DEXTER Morgan has hung up his knives, torn down the polythene walls of his mobile kill room and said goodbye to Miami.
I was drawn to the early series, nice premise: serial killer avenging angel who kills only those who slip through the fingers of true justice whilst working inside the police department. It was always cheesy, the dialogue would clunk along but there was enough in those early series to keep me watching. But gradually the clunky dialogue got worse and the murdering monster of the week format was replaced by increasingly implausible storylines - ok they were always pretty implausible but somewhere after John Lithgow's turn as the mad murderer things on Dexter took a turn for the worse.
As the show made more illogical leaps I jumped ship. There's only so much plot exposition I can take from characters lips. No longer did they show, they relied increasingly on tell. Characters walked around telling each other the plot. And telling. And telling. Enough.
Dexter and I had parted company.
And then I saw the billings for The Final Series. I dipped back in. Boy oh boy. Had I misremembered the early series or had it always been this bad. Extraordinary gruesome things would happen and characters would have almost no emotional reaction. Jeeze, even if you worked for the police department surely you'd recoil at the sight of a dead body with a great melon slice taken from the back of the head? Wouldn't you? Not these characters. It was almost like they were reacting to a newly baked cupcake - despite the plethora of baking shows on TV you can't get emotionally excited about pastries.
Dexter became a show where the shark wasn't jumped once or twice, it was jumped in almost every other scene. Nothing made any sense any more.
Is this what happens when you extend the life of a series way beyond the potential for stories or was it laziness or - I'm worried by the thought - did they actually think this was good? Please god no.
The Final Series was car crash TV for me. I hated myself for looking but I had to. There was so much wrong but as we all know we learn more from the disasters than from the triumphs of screenwriting.
We writers struggle with our own plots and characters and stories; desperate that we stay the right side of the cheesy, the cliched, the hackneyed, it ain't as easy as you'd imagine.

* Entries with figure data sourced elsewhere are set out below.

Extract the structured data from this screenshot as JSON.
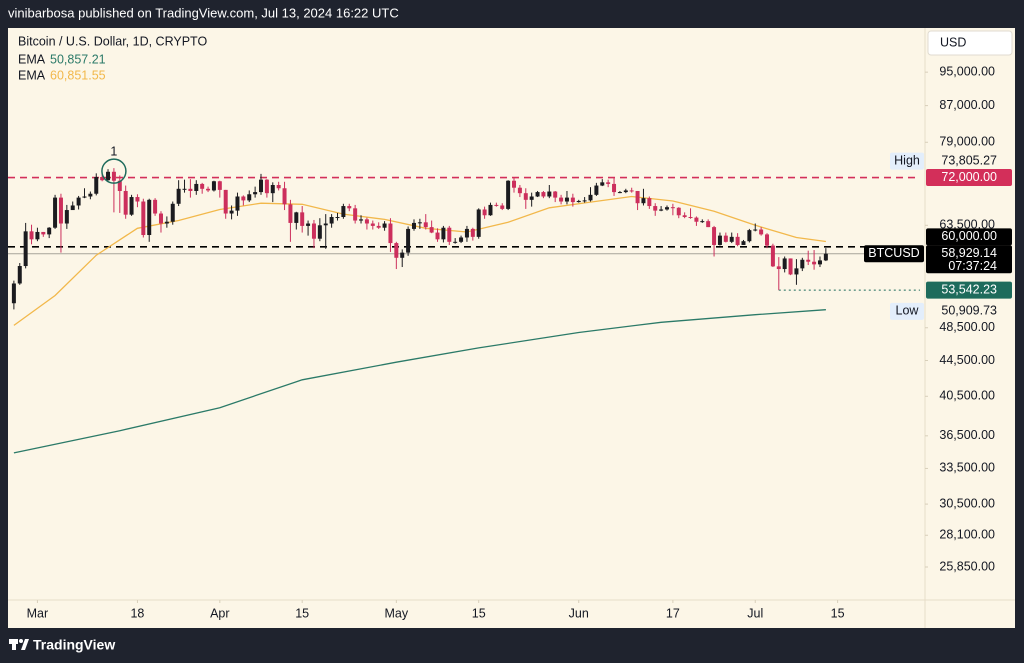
{
  "header": "vinibarbosa published on TradingView.com, Jul 13, 2024 16:22 UTC",
  "footer": {
    "brand": "TradingView"
  },
  "chart_data": {
    "type": "candlestick",
    "title": "Bitcoin / U.S. Dollar, 1D, CRYPTO",
    "currency": "USD",
    "log_scale": true,
    "up_color": "#1b1b1f",
    "down_color": "#cc2f5c",
    "xlim": [
      "2024-02-25",
      "2024-07-29"
    ],
    "xticks": [
      {
        "value": "2024-03-01",
        "label": "Mar"
      },
      {
        "value": "2024-03-18",
        "label": "18"
      },
      {
        "value": "2024-04-01",
        "label": "Apr"
      },
      {
        "value": "2024-04-15",
        "label": "15"
      },
      {
        "value": "2024-05-01",
        "label": "May"
      },
      {
        "value": "2024-05-15",
        "label": "15"
      },
      {
        "value": "2024-06-01",
        "label": "Jun"
      },
      {
        "value": "2024-06-17",
        "label": "17"
      },
      {
        "value": "2024-07-01",
        "label": "Jul"
      },
      {
        "value": "2024-07-15",
        "label": "15"
      }
    ],
    "ylim": [
      23700,
      106700
    ],
    "yticks": [
      {
        "value": 95000,
        "label": "95,000.00"
      },
      {
        "value": 87000,
        "label": "87,000.00"
      },
      {
        "value": 79000,
        "label": "79,000.00"
      },
      {
        "value": 63500,
        "label": "63,500.00"
      },
      {
        "value": 48500,
        "label": "48,500.00"
      },
      {
        "value": 44500,
        "label": "44,500.00"
      },
      {
        "value": 40500,
        "label": "40,500.00"
      },
      {
        "value": 36500,
        "label": "36,500.00"
      },
      {
        "value": 33500,
        "label": "33,500.00"
      },
      {
        "value": 30500,
        "label": "30,500.00"
      },
      {
        "value": 28100,
        "label": "28,100.00"
      },
      {
        "value": 25850,
        "label": "25,850.00"
      }
    ],
    "x": [
      "2024-02-26",
      "2024-02-27",
      "2024-02-28",
      "2024-02-29",
      "2024-03-01",
      "2024-03-02",
      "2024-03-03",
      "2024-03-04",
      "2024-03-05",
      "2024-03-06",
      "2024-03-07",
      "2024-03-08",
      "2024-03-09",
      "2024-03-10",
      "2024-03-11",
      "2024-03-12",
      "2024-03-13",
      "2024-03-14",
      "2024-03-15",
      "2024-03-16",
      "2024-03-17",
      "2024-03-18",
      "2024-03-19",
      "2024-03-20",
      "2024-03-21",
      "2024-03-22",
      "2024-03-23",
      "2024-03-24",
      "2024-03-25",
      "2024-03-26",
      "2024-03-27",
      "2024-03-28",
      "2024-03-29",
      "2024-03-30",
      "2024-03-31",
      "2024-04-01",
      "2024-04-02",
      "2024-04-03",
      "2024-04-04",
      "2024-04-05",
      "2024-04-06",
      "2024-04-07",
      "2024-04-08",
      "2024-04-09",
      "2024-04-10",
      "2024-04-11",
      "2024-04-12",
      "2024-04-13",
      "2024-04-14",
      "2024-04-15",
      "2024-04-16",
      "2024-04-17",
      "2024-04-18",
      "2024-04-19",
      "2024-04-20",
      "2024-04-21",
      "2024-04-22",
      "2024-04-23",
      "2024-04-24",
      "2024-04-25",
      "2024-04-26",
      "2024-04-27",
      "2024-04-28",
      "2024-04-29",
      "2024-04-30",
      "2024-05-01",
      "2024-05-02",
      "2024-05-03",
      "2024-05-04",
      "2024-05-05",
      "2024-05-06",
      "2024-05-07",
      "2024-05-08",
      "2024-05-09",
      "2024-05-10",
      "2024-05-11",
      "2024-05-12",
      "2024-05-13",
      "2024-05-14",
      "2024-05-15",
      "2024-05-16",
      "2024-05-17",
      "2024-05-18",
      "2024-05-19",
      "2024-05-20",
      "2024-05-21",
      "2024-05-22",
      "2024-05-23",
      "2024-05-24",
      "2024-05-25",
      "2024-05-26",
      "2024-05-27",
      "2024-05-28",
      "2024-05-29",
      "2024-05-30",
      "2024-05-31",
      "2024-06-01",
      "2024-06-02",
      "2024-06-03",
      "2024-06-04",
      "2024-06-05",
      "2024-06-06",
      "2024-06-07",
      "2024-06-08",
      "2024-06-09",
      "2024-06-10",
      "2024-06-11",
      "2024-06-12",
      "2024-06-13",
      "2024-06-14",
      "2024-06-15",
      "2024-06-16",
      "2024-06-17",
      "2024-06-18",
      "2024-06-19",
      "2024-06-20",
      "2024-06-21",
      "2024-06-22",
      "2024-06-23",
      "2024-06-24",
      "2024-06-25",
      "2024-06-26",
      "2024-06-27",
      "2024-06-28",
      "2024-06-29",
      "2024-06-30",
      "2024-07-01",
      "2024-07-02",
      "2024-07-03",
      "2024-07-04",
      "2024-07-05",
      "2024-07-06",
      "2024-07-07",
      "2024-07-08",
      "2024-07-09",
      "2024-07-10",
      "2024-07-11",
      "2024-07-12",
      "2024-07-13"
    ],
    "open": [
      51730,
      54490,
      57050,
      62500,
      61200,
      62400,
      62000,
      63100,
      68300,
      63800,
      66100,
      66900,
      68300,
      68500,
      69000,
      72100,
      71500,
      73100,
      71400,
      69500,
      65300,
      68400,
      67600,
      61900,
      67900,
      65500,
      63800,
      64100,
      67200,
      69900,
      69900,
      69500,
      70800,
      69900,
      69600,
      71300,
      69700,
      65500,
      66000,
      68500,
      67800,
      68900,
      69300,
      71600,
      69100,
      70600,
      70000,
      67100,
      63900,
      65700,
      63400,
      63800,
      61300,
      63500,
      63800,
      64900,
      64900,
      66800,
      66400,
      64300,
      64500,
      63800,
      63400,
      63100,
      63800,
      60600,
      58300,
      59100,
      62900,
      63900,
      64000,
      63200,
      62300,
      61200,
      63100,
      60800,
      60800,
      61500,
      62900,
      61600,
      66200,
      65200,
      67000,
      66900,
      66300,
      71400,
      70100,
      69100,
      67900,
      68500,
      69300,
      68500,
      69400,
      68300,
      67600,
      68300,
      67500,
      67700,
      67800,
      68800,
      70500,
      71100,
      70800,
      69300,
      69300,
      69600,
      69500,
      67300,
      68200,
      66800,
      66000,
      66200,
      66600,
      66500,
      65200,
      64900,
      64800,
      64100,
      64200,
      63200,
      60300,
      61800,
      60800,
      61600,
      60300,
      60900,
      62700,
      62800,
      62000,
      60200,
      57000,
      56600,
      58200,
      55800,
      56700,
      58000,
      57700,
      57300,
      57900
    ],
    "high": [
      54900,
      57500,
      63900,
      63600,
      63100,
      62400,
      63200,
      68800,
      69000,
      67000,
      67600,
      68600,
      70000,
      69400,
      72800,
      72900,
      73600,
      73805.27,
      72400,
      70500,
      68800,
      68900,
      68100,
      68100,
      68200,
      65900,
      65000,
      67600,
      71500,
      71600,
      71700,
      71500,
      71000,
      70300,
      71400,
      71400,
      69700,
      66900,
      69200,
      68700,
      69600,
      70300,
      72700,
      71700,
      71100,
      71200,
      71200,
      67900,
      65800,
      66800,
      64300,
      64400,
      64700,
      65400,
      65400,
      65600,
      67200,
      67200,
      67000,
      65200,
      64800,
      64300,
      64000,
      64200,
      64700,
      60800,
      59600,
      63300,
      64500,
      64600,
      65400,
      64300,
      63000,
      63400,
      63400,
      61400,
      61800,
      63400,
      63100,
      66400,
      66700,
      67400,
      67400,
      67300,
      71500,
      71900,
      70600,
      70000,
      69200,
      69500,
      69500,
      70600,
      69500,
      68800,
      69500,
      69000,
      67900,
      68400,
      70200,
      71000,
      71700,
      71600,
      71900,
      69500,
      69900,
      70100,
      69500,
      69900,
      68500,
      67300,
      66800,
      66900,
      67200,
      66600,
      65700,
      66400,
      65000,
      64500,
      64500,
      63400,
      62300,
      62300,
      62300,
      62200,
      61100,
      62900,
      63800,
      63200,
      62200,
      60500,
      58400,
      58500,
      58200,
      58100,
      58300,
      59400,
      59500,
      58500,
      59800
    ],
    "low": [
      50900,
      54300,
      56700,
      60400,
      60900,
      61600,
      61400,
      62900,
      59100,
      62900,
      66300,
      66200,
      68200,
      68000,
      68700,
      71300,
      71400,
      65700,
      65600,
      64600,
      65100,
      66600,
      61500,
      60800,
      65100,
      62300,
      63100,
      63600,
      66800,
      69200,
      68300,
      68800,
      69000,
      69300,
      69400,
      68300,
      64600,
      64500,
      65100,
      66900,
      67500,
      68300,
      68800,
      68300,
      67500,
      69600,
      66100,
      60800,
      62800,
      62300,
      61800,
      59800,
      60900,
      59700,
      63100,
      64300,
      64600,
      65900,
      63800,
      63800,
      62800,
      62800,
      62900,
      62600,
      59200,
      56600,
      56900,
      58600,
      62600,
      62900,
      62800,
      62200,
      60800,
      60700,
      60300,
      60500,
      60600,
      60800,
      61000,
      61300,
      64600,
      65100,
      66700,
      66100,
      66100,
      69200,
      68400,
      66300,
      66700,
      68400,
      68200,
      68200,
      67500,
      67100,
      67100,
      66700,
      67400,
      67400,
      67600,
      68600,
      70400,
      70200,
      68600,
      69100,
      69100,
      69200,
      66100,
      66900,
      66300,
      65100,
      65900,
      66000,
      65200,
      64700,
      64700,
      64600,
      63400,
      63900,
      63200,
      58500,
      60200,
      60700,
      60600,
      60100,
      60300,
      60700,
      62500,
      61800,
      59800,
      56900,
      53542.23,
      56100,
      55700,
      54300,
      56300,
      57200,
      56500,
      56900,
      57800
    ],
    "close": [
      54490,
      57050,
      62500,
      61200,
      62400,
      62000,
      63100,
      68300,
      63800,
      66100,
      66900,
      68300,
      68500,
      69000,
      72100,
      71500,
      73100,
      71400,
      69500,
      65300,
      68400,
      67600,
      61900,
      67900,
      65500,
      63800,
      64100,
      67200,
      69900,
      69900,
      69500,
      70800,
      69900,
      69600,
      71300,
      69700,
      65500,
      66000,
      68500,
      67800,
      68900,
      69300,
      71600,
      69100,
      70600,
      70000,
      67100,
      63900,
      65700,
      63400,
      63800,
      61300,
      63500,
      63800,
      64900,
      64900,
      66800,
      66400,
      64300,
      64500,
      63800,
      63400,
      63100,
      63800,
      60600,
      58300,
      59100,
      62900,
      63900,
      64000,
      63200,
      62300,
      61200,
      63100,
      60800,
      60800,
      61500,
      62900,
      61600,
      66200,
      65200,
      67000,
      66900,
      66300,
      71400,
      70100,
      69100,
      67900,
      68500,
      69300,
      68500,
      69400,
      68300,
      67600,
      68300,
      67500,
      67700,
      67800,
      68800,
      70500,
      71100,
      70800,
      69300,
      69300,
      69600,
      69500,
      67300,
      68200,
      66800,
      66000,
      66200,
      66600,
      66500,
      65200,
      64900,
      64800,
      64100,
      64200,
      63200,
      60300,
      61800,
      60800,
      61600,
      60300,
      60900,
      62700,
      62800,
      62000,
      60200,
      57000,
      56600,
      58200,
      55800,
      56700,
      58000,
      57700,
      57300,
      57900,
      58929.14
    ],
    "overlays": [
      {
        "name": "EMA",
        "last": 50857.21,
        "last_label": "50,857.21",
        "color": "#2b7a68",
        "x": [
          "2024-02-26",
          "2024-03-15",
          "2024-04-01",
          "2024-04-15",
          "2024-05-01",
          "2024-05-15",
          "2024-06-01",
          "2024-06-15",
          "2024-07-01",
          "2024-07-13"
        ],
        "values": [
          34900,
          37000,
          39300,
          42300,
          44300,
          46000,
          47900,
          49200,
          50200,
          50857.21
        ]
      },
      {
        "name": "EMA",
        "last": 60851.55,
        "last_label": "60,851.55",
        "color": "#f2b84b",
        "x": [
          "2024-02-26",
          "2024-03-04",
          "2024-03-11",
          "2024-03-18",
          "2024-03-25",
          "2024-04-01",
          "2024-04-08",
          "2024-04-15",
          "2024-04-22",
          "2024-04-29",
          "2024-05-06",
          "2024-05-13",
          "2024-05-20",
          "2024-05-27",
          "2024-06-03",
          "2024-06-10",
          "2024-06-17",
          "2024-06-24",
          "2024-07-01",
          "2024-07-08",
          "2024-07-13"
        ],
        "values": [
          48800,
          52800,
          58700,
          63000,
          64300,
          66200,
          67300,
          67100,
          65400,
          64500,
          63000,
          62400,
          64000,
          66500,
          67500,
          68500,
          67700,
          65900,
          63500,
          61500,
          60851.55
        ]
      }
    ],
    "price_labels": [
      {
        "name": "High",
        "value": 73805.27,
        "label": "73,805.27"
      },
      {
        "value": 72000,
        "label": "72,000.00",
        "color": "#d32f5a",
        "line": "dashed"
      },
      {
        "value": 60000,
        "label": "60,000.00",
        "color": "#000000",
        "line": "dashed"
      },
      {
        "name": "BTCUSD",
        "value": 58929.14,
        "label": "58,929.14",
        "countdown": "07:37:24",
        "color": "#000000",
        "line": "solid"
      },
      {
        "value": 53542.23,
        "label": "53,542.23",
        "color": "#1e6b5c",
        "line": "dotted",
        "from": "2024-07-05"
      },
      {
        "name": "Low",
        "value": 50909.73,
        "label": "50,909.73"
      }
    ],
    "annotations": [
      {
        "text": "1",
        "x": "2024-03-14",
        "y": 73805.27,
        "color": "#1e6b5c"
      }
    ]
  }
}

We need a slap to keep us on the right road.
Dexter's demise is the slap we all need.
I watched the whole last series. We laughed, we shouted at the TV, we groaned and we fiddled with phones and computers whilst trying to ignore the utterly dreary bits. The plotting and shooting of Ed Wood's greatest work 'Plan 9 From Outer Space' was starting to look sensible alongside Dexter's final antics. But I have to admit that I thought - wrongly - that they'd surely hit their stride again for the last ever episode. His past would crawl from the shadows, he would face a final reckoning, Dexter would not get out of this alive.
Well...
It turned out to be a hilarious mess that really didn't have any story left to tell. His sister Deb, who'd been shot but seemed to be okay, suddenly took a turn for the worse - in yet another off-screen moment - her demise was reported by a doctor who was there when it happened (I'm actually laughing out loud now). Dex's foul-mouthed sister had shuffled off her mortal coil (Deb was almost always believable and one of my favourite characters).
He sent his son off with his new (mass murdering) love to Argentina (much had been made of them all fleeing to the sanctuary of South America, though why in God's name any of them thought that was a good idea was never explored).

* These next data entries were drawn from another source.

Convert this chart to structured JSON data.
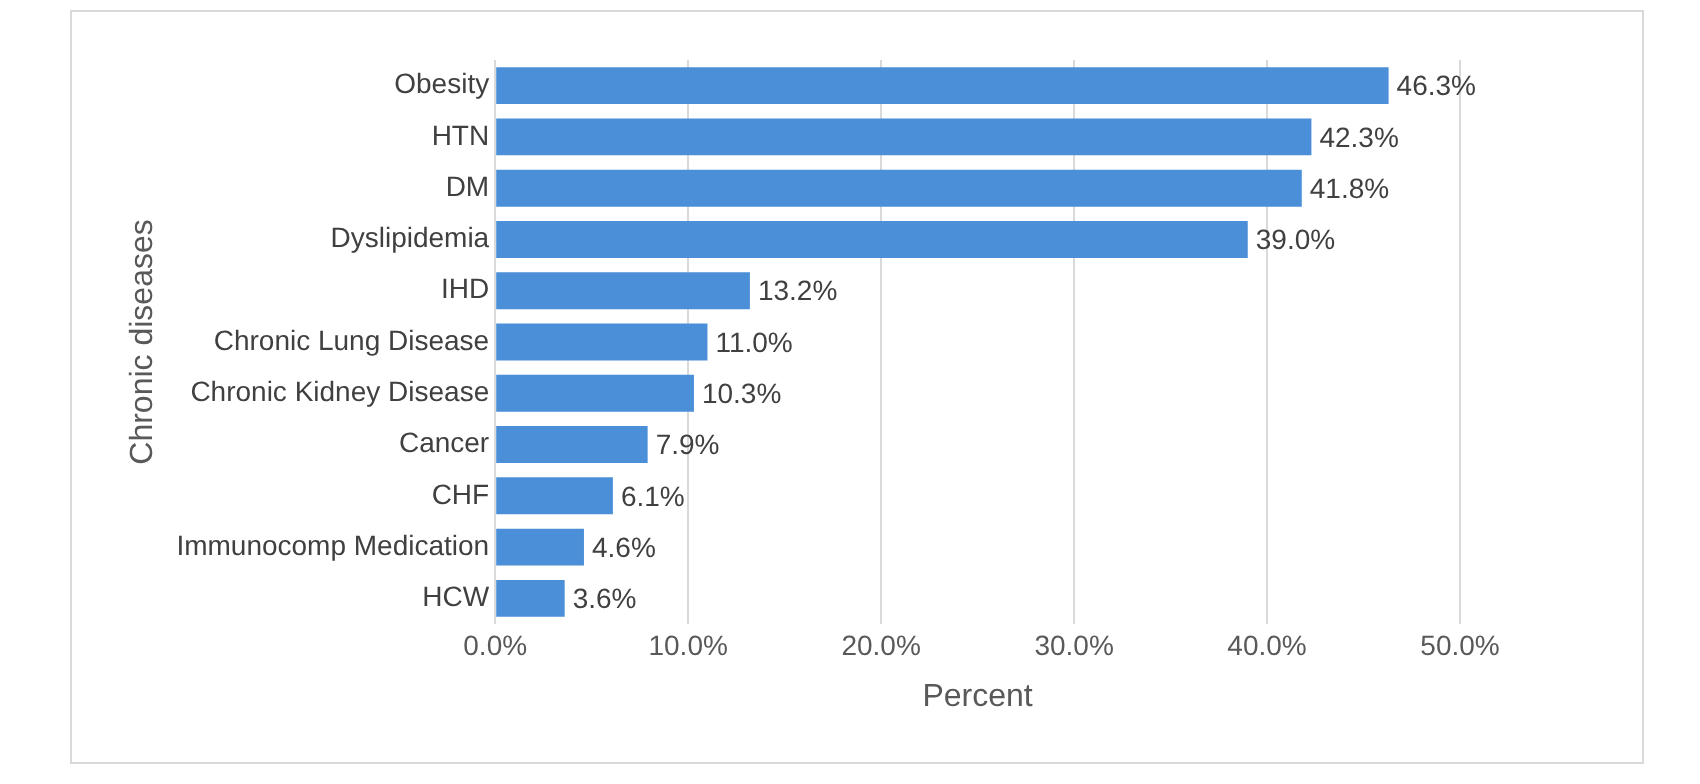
{
  "chart_data": {
    "type": "bar",
    "orientation": "horizontal",
    "xlabel": "Percent",
    "ylabel": "Chronic diseases",
    "categories": [
      "Obesity",
      "HTN",
      "DM",
      "Dyslipidemia",
      "IHD",
      "Chronic Lung Disease",
      "Chronic Kidney Disease",
      "Cancer",
      "CHF",
      "Immunocomp Medication",
      "HCW"
    ],
    "values": [
      46.3,
      42.3,
      41.8,
      39.0,
      13.2,
      11.0,
      10.3,
      7.9,
      6.1,
      4.6,
      3.6
    ],
    "value_labels": [
      "46.3%",
      "42.3%",
      "41.8%",
      "39.0%",
      "13.2%",
      "11.0%",
      "10.3%",
      "7.9%",
      "6.1%",
      "4.6%",
      "3.6%"
    ],
    "color": "#4a8fd8",
    "xlim": [
      0,
      50
    ],
    "xticks": [
      {
        "value": 0,
        "label": "0.0%"
      },
      {
        "value": 10,
        "label": "10.0%"
      },
      {
        "value": 20,
        "label": "20.0%"
      },
      {
        "value": 30,
        "label": "30.0%"
      },
      {
        "value": 40,
        "label": "40.0%"
      },
      {
        "value": 50,
        "label": "50.0%"
      }
    ],
    "grid": "x",
    "legend": false
  }
}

Then he went looking for Deb's killer in jail and killed him in the full glare of the prison cctv - an action brushed off by Miami PD as 'obviously self defence, off you go'. Any attempt at police procedural went out the window, boarded a motor boat and headed off out to sea.

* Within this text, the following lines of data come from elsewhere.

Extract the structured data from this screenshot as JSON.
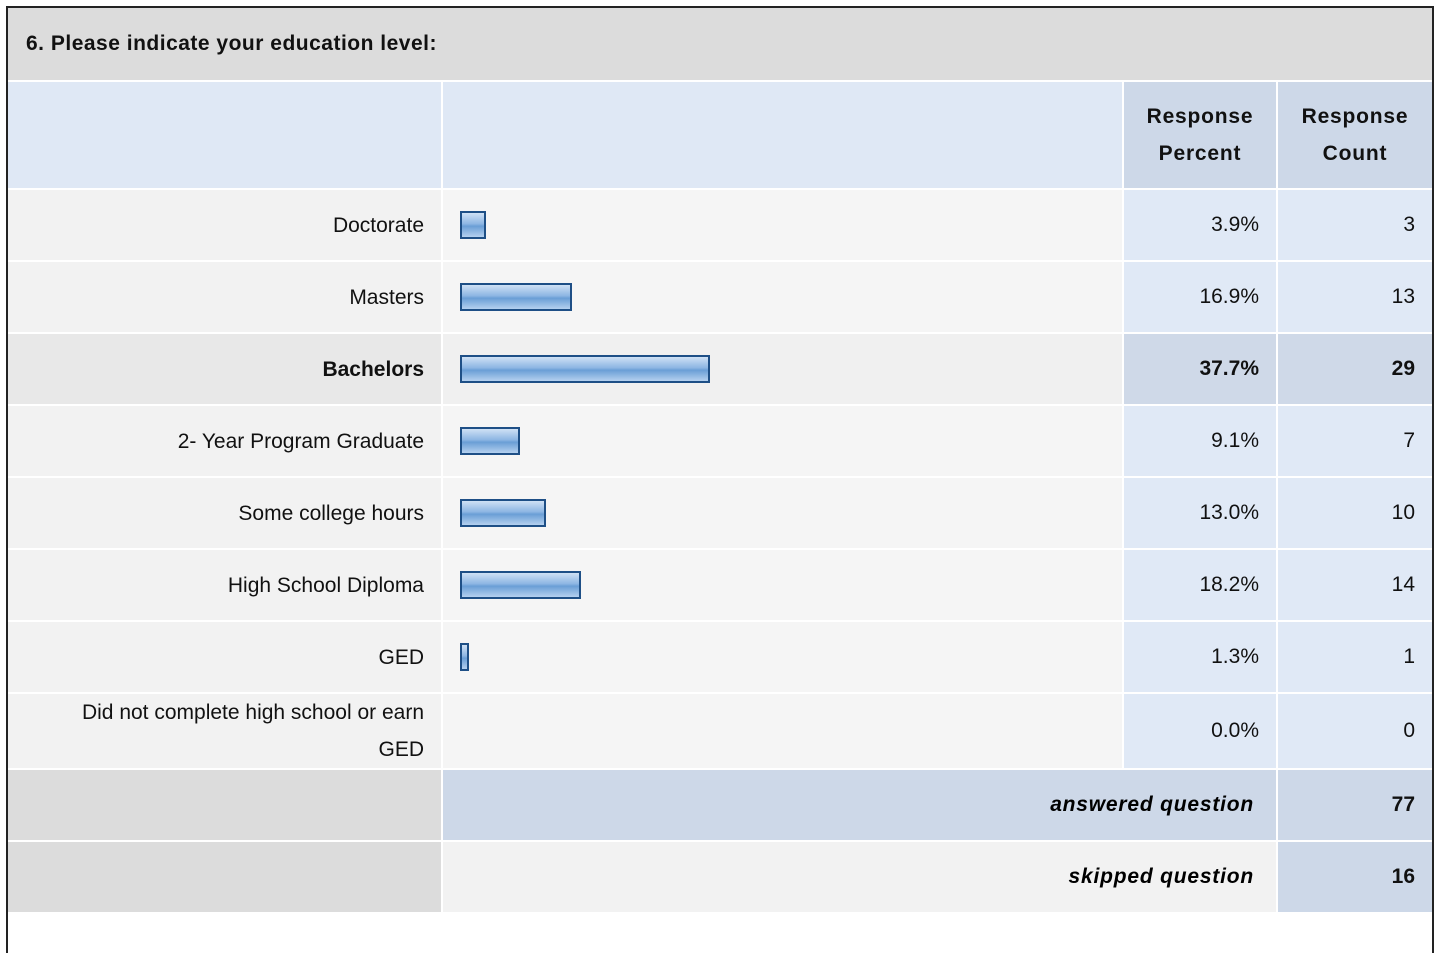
{
  "title": "6. Please indicate your education level:",
  "chart_data": {
    "type": "bar",
    "orientation": "horizontal",
    "column_headers": [
      "Response Percent",
      "Response Count"
    ],
    "categories": [
      "Doctorate",
      "Masters",
      "Bachelors",
      "2- Year Program Graduate",
      "Some college hours",
      "High School Diploma",
      "GED",
      "Did not complete high school or earn GED"
    ],
    "values": [
      3.9,
      16.9,
      37.7,
      9.1,
      13.0,
      18.2,
      1.3,
      0.0
    ],
    "value_labels": [
      "3.9%",
      "16.9%",
      "37.7%",
      "9.1%",
      "13.0%",
      "18.2%",
      "1.3%",
      "0.0%"
    ],
    "counts": [
      3,
      13,
      29,
      7,
      10,
      14,
      1,
      0
    ],
    "xlim": [
      0,
      100
    ],
    "color": "#8db6e3"
  },
  "footer": {
    "answered": {
      "label": "answered question",
      "value": 77
    },
    "skipped": {
      "label": "skipped question",
      "value": 16
    }
  }
}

And that's where Dexter headed. Out to sea, into the force of a hurricane heading for Florida, Deb's dead body on the back seat. Having dispatched his sister to a watery grave he hit the throttle and pointed his boat - The Slice of Life - towards the storm.
When his demise was discovered by his new love 'in Argentina' whilst browsing her tablet in a coffee shop in downtown Buenos Aries her reaction was in keeping with all the other emotional reactions to death in this series. Hardly a flicker. No sign of shock, barely a watery eye, nada. Instead she turned to Dexter's son and said. "Let's get some ice cream".
The whimper was almost complete - but hang on, what's this:
Cut to
Ext. Loggin camp - Day
A bearded guy climbs down from his log-laden truck. We glimpse him, he looks a bit like Dexter.
Oh my god! It IS Dexter. He's not dead after all !
We follow him back to his log cabin and -
(I'm ahead of the writers now, he'll go inside, pick up his phone and make a call to South America. The beard tells us enough time has passed, any trail to his mass murdering love will have gone cold. Dexter, his lover and his son can be a family at last).
Uh, no.
This is it. No twist on the twist.
He looks at camera and we
Cut to black.
What began as a dark and interesting show ended on a note soap opera would be proud of.